“食べて買って遊んで”はNG! 窯元巡って行きつけバーを作る「リンネル」旅特集
リゾートテイストを封印して何を紹介しているのかというと、器の窯元や工芸品の工房めぐり。作り手との会話を楽しみながら器を選び、石窯で焼いた天然酵母のパンをガジュマルのある庭で味わっています。窯率が高い旅です。そして、夜は地元客が集うバーに出向き、「リンネル」言うところの“あったかい島の人たち”と触れ合う。旅のこなれ感がすごい。なぜこんな旅なのかというと、ナビゲーターが、何度も買い付けで沖縄を訪れているショップディレクターだから。間違っても、観光地やみやげ物屋をガツガツ巡ったりしません。バーの紹介ページに、こんな一文がありました。

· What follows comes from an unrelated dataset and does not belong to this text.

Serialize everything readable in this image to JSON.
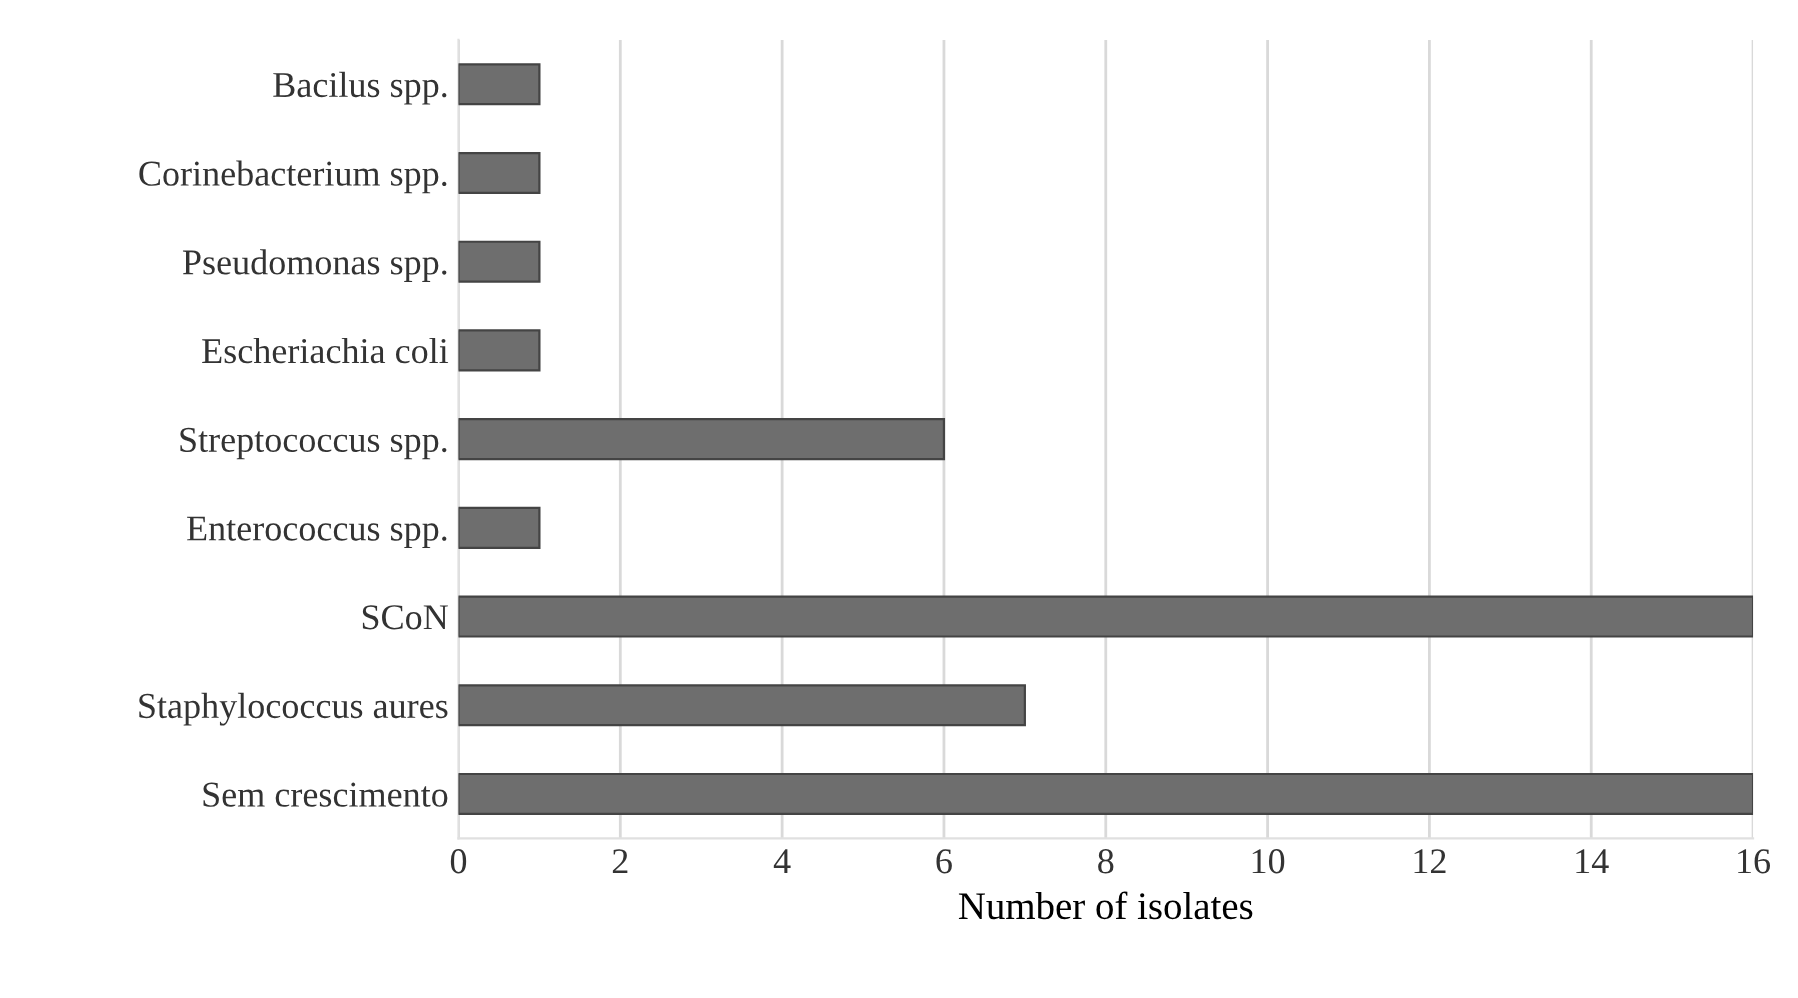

「旅先で行きつけのお店を作ると、土地への愛着が湧いて、訪れる楽しみも増えるもの」
リンネル女子が旅に求めるものは、旅行者(外部の人)として楽しみを追求することではなく、器の伝統を知ったり地元の人と触れ合ったりして、その土地の内部に片足をつっこんで愛着を持つという感覚のようです。自分の居住地以外に行きつけのバーがあること=その土地に愛着を持つことなのか、そう単純なことではないと思うのですが、「日本のどこかに私を待ってる人がいる」という幻想に安心感があるのは確かでしょうね。
もともとリンネル女子には、「小さくてもいいから一国一城の主になりたい」という願望が強くあります。誌面でもてはやされる人は、大企業勤務や玉の輿マダムではなく、雑貨店オーナーやフリーランスのクリエイター。独立独歩で生きていこうとしている人にとって、心折れた時に逃げ込める場所、癒やされる場所を確保しておくことは大切なのかもしれません。それはきっと野球選手や力士など勝負師が遠征先に現地妻をつくる感覚と似ているんでしょうね。それにしても、3.11以降、沖縄はすっかりクリエイターの“逃げ場”として定着しましたよね。みんな沖縄に頼り過ぎだと思います。